Bogdanov’s book is a stirring utopian vision. Technology is used to reduce work to a minimum, planetary sustainability is paramount, feminism drives social relations, and a peaceful transition to a new world is possible. It sounds like a summary of today’s op-ed pages on robots, universal basic income, climate crisis.

Yet that other great shaping collective force of the 19th and 20th centuries – nationalism – will also mark some significant dates in 2017. As the Russian Revolution concluded, the Finns managed to secure their national independence 100 years ago on December 6, 1917.

Peer backwards into the archives, and the language seems all too familiar: “The people of Finland feel deeply that they cannot fulfil their national duty and their universal human obligations without a complete sovereignty.”

Yet the interdependence, even vulnerability, of nations is part of the Finnish story. Estonia, Latvia, Lithuania declared independence at the same time, but were annexed by Soviet Russia in the 1940s. How did Finland avoid it?

By a process of “Finlandisation”, which involved strategic deals with its powerful neighbour, and an active self-censorship in media and politics. Again, in terms of current Russian influence in the Baltics and other former Soviet states, this is hardly a dusty archive.

And in terms of Scottish constitutional advance – marked by dates in 2017 like the 20th anniversary of the referendum on a Scottish Parliament (September 11), or the 10th anniversary of the SNP taking power in Holyrood (May 3) – it’s worth dwelling on our fortunes, as well as our struggles. We’ve been in bed with an elephant – but not a tyrannosaurus.

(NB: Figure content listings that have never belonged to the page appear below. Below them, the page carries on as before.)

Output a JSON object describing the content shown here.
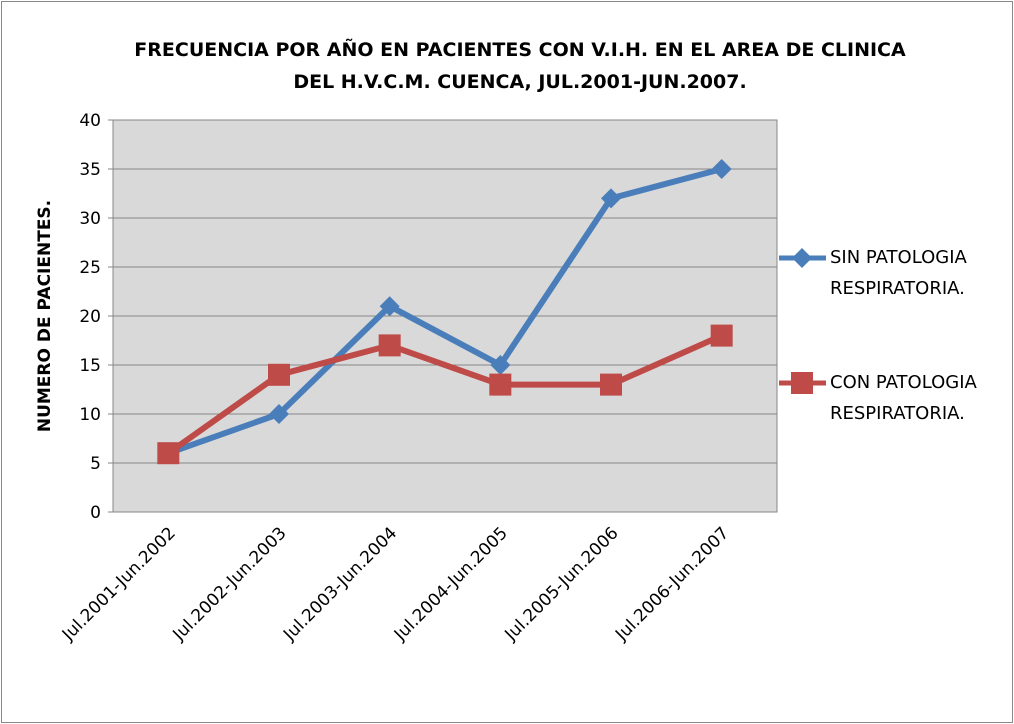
{
  "chart_data": {
    "type": "line",
    "title": "FRECUENCIA POR AÑO EN PACIENTES CON V.I.H. EN EL AREA DE CLINICA DEL H.V.C.M. CUENCA, JUL.2001-JUN.2007.",
    "y_label": "NUMERO DE PACIENTES.",
    "categories": [
      "Jul.2001-Jun.2002",
      "Jul.2002-Jun.2003",
      "Jul.2003-Jun.2004",
      "Jul.2004-Jun.2005",
      "Jul.2005-Jun.2006",
      "Jul.2006-Jun.2007"
    ],
    "series": [
      {
        "name": "SIN PATOLOGIA RESPIRATORIA.",
        "color": "#4a7ebb",
        "marker": "diamond",
        "values": [
          6,
          10,
          21,
          15,
          32,
          35
        ]
      },
      {
        "name": "CON PATOLOGIA RESPIRATORIA.",
        "color": "#be4b48",
        "marker": "square",
        "values": [
          6,
          14,
          17,
          13,
          13,
          18
        ]
      }
    ],
    "ylim": [
      0,
      40
    ],
    "yticks": [
      0,
      5,
      10,
      15,
      20,
      25,
      30,
      35,
      40
    ],
    "grid": true,
    "legend": "right"
  }
}
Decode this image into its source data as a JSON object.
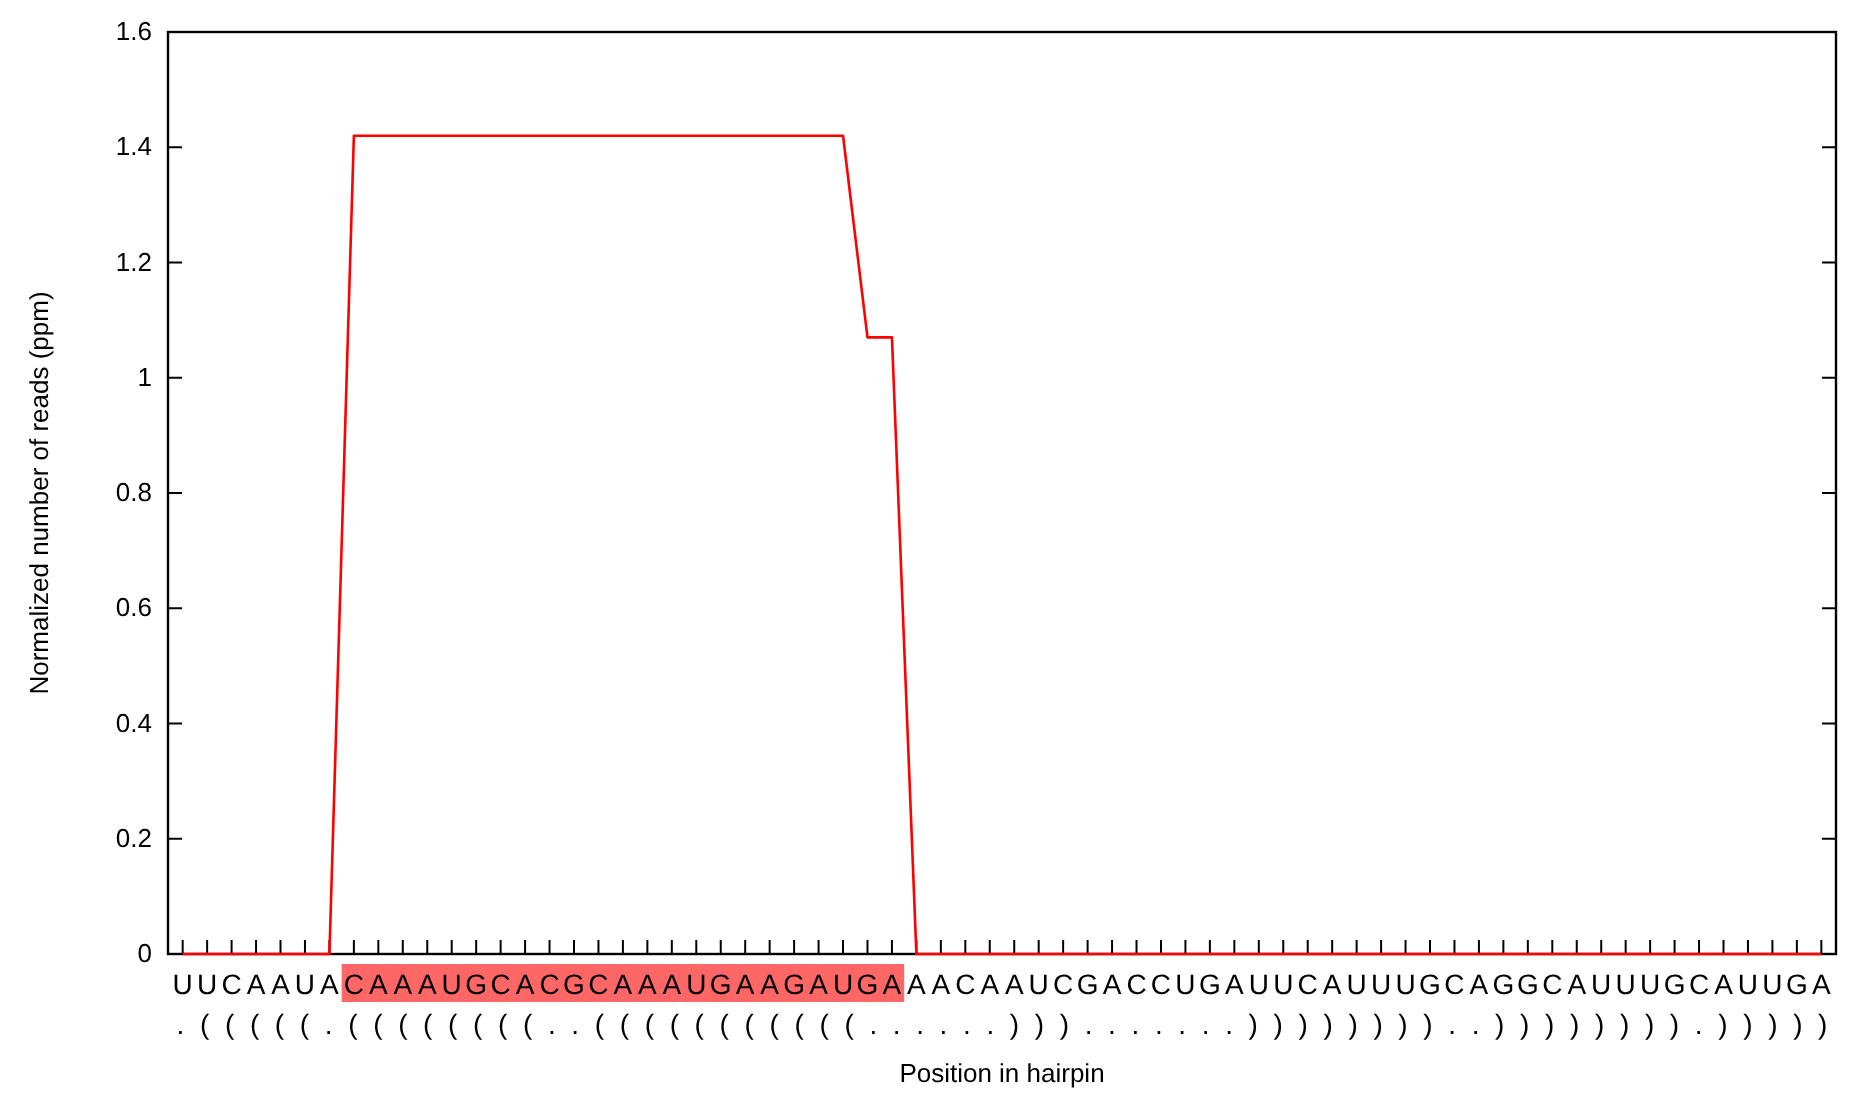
{
  "chart_data": {
    "type": "line",
    "xlabel": "Position in hairpin",
    "ylabel": "Normalized number of reads (ppm)",
    "categories": [
      "U",
      "U",
      "C",
      "A",
      "A",
      "U",
      "A",
      "C",
      "A",
      "A",
      "A",
      "U",
      "G",
      "C",
      "A",
      "C",
      "G",
      "C",
      "A",
      "A",
      "A",
      "U",
      "G",
      "A",
      "A",
      "G",
      "A",
      "U",
      "G",
      "A",
      "A",
      "A",
      "C",
      "A",
      "A",
      "U",
      "C",
      "G",
      "A",
      "C",
      "C",
      "U",
      "G",
      "A",
      "U",
      "U",
      "C",
      "A",
      "U",
      "U",
      "U",
      "G",
      "C",
      "A",
      "G",
      "G",
      "C",
      "A",
      "U",
      "U",
      "U",
      "G",
      "C",
      "A",
      "U",
      "U",
      "G",
      "A"
    ],
    "series": [
      {
        "color": "#ff0000",
        "values": [
          0,
          0,
          0,
          0,
          0,
          0,
          0,
          1.42,
          1.42,
          1.42,
          1.42,
          1.42,
          1.42,
          1.42,
          1.42,
          1.42,
          1.42,
          1.42,
          1.42,
          1.42,
          1.42,
          1.42,
          1.42,
          1.42,
          1.42,
          1.42,
          1.42,
          1.42,
          1.07,
          1.07,
          0,
          0,
          0,
          0,
          0,
          0,
          0,
          0,
          0,
          0,
          0,
          0,
          0,
          0,
          0,
          0,
          0,
          0,
          0,
          0,
          0,
          0,
          0,
          0,
          0,
          0,
          0,
          0,
          0,
          0,
          0,
          0,
          0,
          0,
          0,
          0,
          0,
          0
        ]
      }
    ],
    "ylim": [
      0,
      1.6
    ],
    "yticks": [
      0,
      0.2,
      0.4,
      0.6,
      0.8,
      1,
      1.2,
      1.4,
      1.6
    ],
    "annotations": [
      ".(((((.((((((((..(((((((((((......))).......))))))))..)))))))).)))))"
    ],
    "grid": false,
    "marker": "none",
    "line_style": "solid"
  }
}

The formation of the Dominion of Canada 150 years ago (on July 1) is being framed as “not born out of revolution or a sweeping outburst of nationalism”, according to the Canadian Encyclopedia, but “created in a series of conferences and orderly negotiations” (with the British anxious about uniting their colonies against US attack). Whatever comes up for Scottish indy politics in 2017, it will always pay for us to study specific histories of nation forming.

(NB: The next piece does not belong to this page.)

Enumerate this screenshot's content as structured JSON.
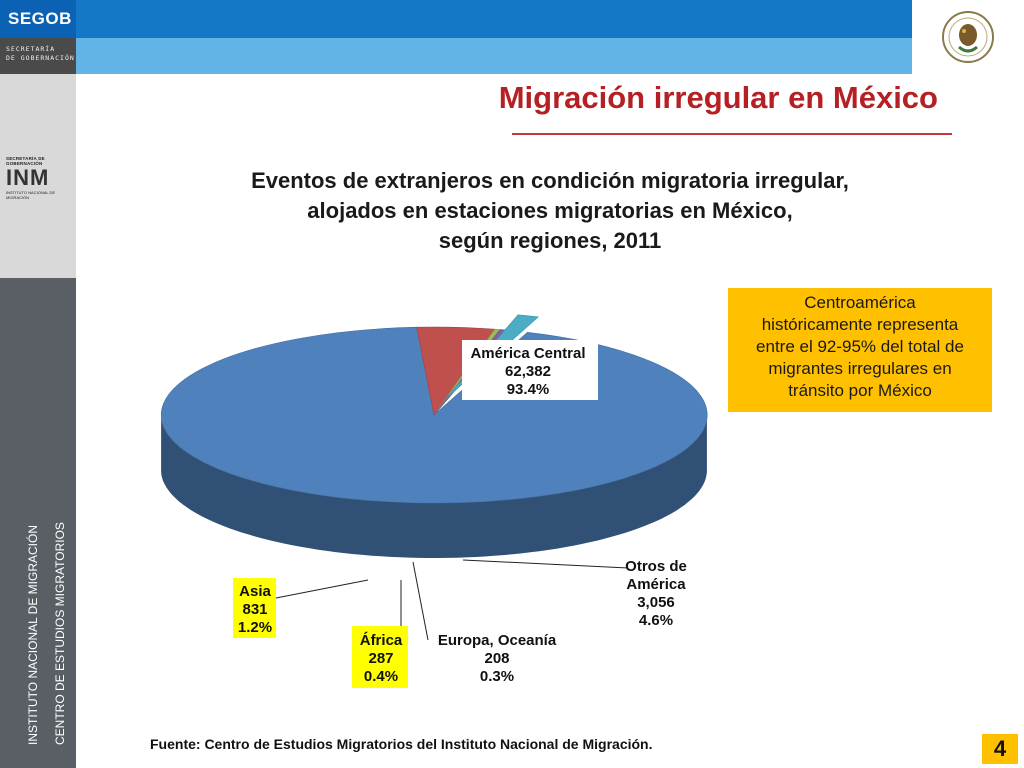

For tech heads – meaning your humble scrivener – there are enough dates next year to help us get some kind of historical measure of our furious changes.

The iPhone is 10 years old on June 29. Cue much musing on how the device either pushed the digital revolution into our hands and made it everyday and useful. Or whether its candy-coloured apps turned us into info-addicts, exploiting our “playbour” and numbing our citizenship.

We also might get a second wave of Dolly the sheep fever – the date her cloning was announced to the world was February 22, two decades ago, although she’d actually been cloned on July 5, 1996. This time, it might be worth dwelling on how the hype of these transformative technologies – humans cloned!; diseases prevented!; lost children reborn! – measures up to the succeeding years. There’s been a global ban on human cloning – but pluripotential stem cells, which obviate the need to experiment on human embryos, have flourished as a result of the Roslin Institute’s breakthrough.

As we wonder what robots will do to our job market, it’s calming to look back on how steadily and sensibly cloning has developed But note: not without a lot of strong regulation and institutional common sense.

Finally – and yes, this is a very subjective list, so please make your own – 2017 will mark some major dates in the formation of the Summer of Love in 1967. The Human Be-In happened at the Golden Gate Park, San Francisco, on January 14, followed a fortnight later by the Mantra-Rock Dance, understood to be the “major spiritual event of the hippie era”. And on November 9, Rolling Stone magazine was founded to record it all.

So as the New Year grimly heaves into view, I hope the artists, the freaks and the geeks get it together at some point in 2017, somewhere on these islands. We need an anniversary date upon which to commemorate the great turnaround.